Anaplerosis, the synthesis of citric acid cycle intermediates, by pancreatic beta cell mitochondria has been proposed to be as important for insulin secretion as mitochondrial energy production. However, studies designed to lower the rate of anaplerosis in the beta cell have been inconclusive. To test the hypothesis that anaplerosis is important for insulin secretion, we lowered the activity of pyruvate carboxylase (PC), the major enzyme of anaplerosis in the beta cell. Stable transfection of short hairpin RNA was used to generate a number of INS-1 832/13-derived cell lines with various levels of PC enzyme activity that retained normal levels of control enzymes, insulin content, and glucose oxidation. Glucose-induced insulin release was decreased in proportion to the decrease in PC activity. Insulin release in response to pyruvate alone, 2-aminobicyclo[2,2,1]heptane-2-carboxylic acid (BCH) plus glutamine, or methyl succinate plus β-hydroxybutyrate was also decreased in the PC knockdown cells. Consistent with a block at PC, the most PC-deficient cells showed a metabolic crossover point at PC with increased basal and/or glucose-stimulated pyruvate plus lactate and decreased malate and citrate. In addition, in BCH plus glutamine-stimulated PC knockdown cells, pyruvate plus lactate was increased, whereas citrate was severely decreased, and malate and aspartate were slightly decreased. The incorporation of 14C into lipid from [U-14C]glucose was decreased in the PC knockdown cells. The results confirm the central importance of PC and anaplerosis to generate metabolites from glucose that support insulin secretion and even suggest PC is important for insulin secretion stimulated by noncarbohydrate insulin secretagogues.
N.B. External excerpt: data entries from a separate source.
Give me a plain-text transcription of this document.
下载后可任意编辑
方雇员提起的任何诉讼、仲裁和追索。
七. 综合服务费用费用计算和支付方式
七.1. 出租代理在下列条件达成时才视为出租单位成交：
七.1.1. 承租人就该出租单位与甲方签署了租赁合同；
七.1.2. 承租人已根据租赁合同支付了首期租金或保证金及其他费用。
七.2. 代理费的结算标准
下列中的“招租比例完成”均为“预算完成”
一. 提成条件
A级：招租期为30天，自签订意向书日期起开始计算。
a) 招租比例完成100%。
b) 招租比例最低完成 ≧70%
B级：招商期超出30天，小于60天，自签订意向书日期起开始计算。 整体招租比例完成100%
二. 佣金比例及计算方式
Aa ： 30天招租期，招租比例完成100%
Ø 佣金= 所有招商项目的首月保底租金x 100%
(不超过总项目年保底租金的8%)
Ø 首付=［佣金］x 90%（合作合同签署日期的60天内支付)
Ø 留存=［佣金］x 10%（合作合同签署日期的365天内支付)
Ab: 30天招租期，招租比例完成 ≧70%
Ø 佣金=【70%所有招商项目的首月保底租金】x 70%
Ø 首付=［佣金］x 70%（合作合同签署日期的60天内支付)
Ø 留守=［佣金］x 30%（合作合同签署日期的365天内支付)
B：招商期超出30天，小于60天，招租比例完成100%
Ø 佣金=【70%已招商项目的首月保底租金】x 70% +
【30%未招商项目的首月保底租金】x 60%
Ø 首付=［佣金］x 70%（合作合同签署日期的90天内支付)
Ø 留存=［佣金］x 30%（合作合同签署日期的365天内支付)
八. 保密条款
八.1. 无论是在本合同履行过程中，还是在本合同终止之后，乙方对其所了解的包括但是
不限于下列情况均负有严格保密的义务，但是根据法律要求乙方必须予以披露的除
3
Feasibility of Pathways for Transfer of Acyl Groups from Mitochondria to the Cytosol to Form Short Chain Acyl-CoAs in the Pancreatic Beta Cell

The mitochondria of pancreatic beta cells are believed to convert insulin secretagogues into products that are translocated to the cytosol where they participate in insulin secretion. We studied the hypothesis that short chain acyl-CoA (SC-CoAs) might be some of these products by discerning the pathways of SC-CoA formation in beta cells. Insulin secretagogues acutely stimulated 1.5–5-fold increases in acetoacetyl-CoA, succinyl-CoA, malonyl-CoA, hydroxymethylglutaryl-CoA (HMG-CoA), and acetyl-CoA in INS-1 832/13 cells as judged from liquid chromatography-tandem mass spectrometry measurements. Studies of 12 relevant enzymes in rat and human pancreatic islets and INS-1 832/13 cells showed the feasibility of at least two redundant pathways, one involving acetoacetate and the other citrate, for the synthesis SC-CoAs from secretagogue carbon in mitochondria and the transfer of their acyl groups to the cytosol where the acyl groups are converted to SC-CoAs. Knockdown of two key cytosolic enzymes in INS-1 832/13 cells with short hairpin RNA supported the proposed scheme. Lowering ATP citrate lyase 88% did not inhibit glucose-induced insulin release indicating citrate is not the only carrier of acyl groups to the cytosol. However, lowering acetoacetyl-CoA synthetase 80% partially inhibited glucose-induced insulin release indicating formation of SC-CoAs from acetoacetate in the cytosol is important for insulin secretion. The results indicate beta cells possess enzyme pathways that can incorporate carbon from glucose into acetyl-CoA, acetoacetyl-CoA, and succinyl-CoA and carbon from leucine into these three SC-CoAs plus HMG-CoA in their mitochondria and enzymes that can form acetyl-CoA, acetoacetyl-CoA, malonyl-CoA, and HMG-CoA in their cytosol.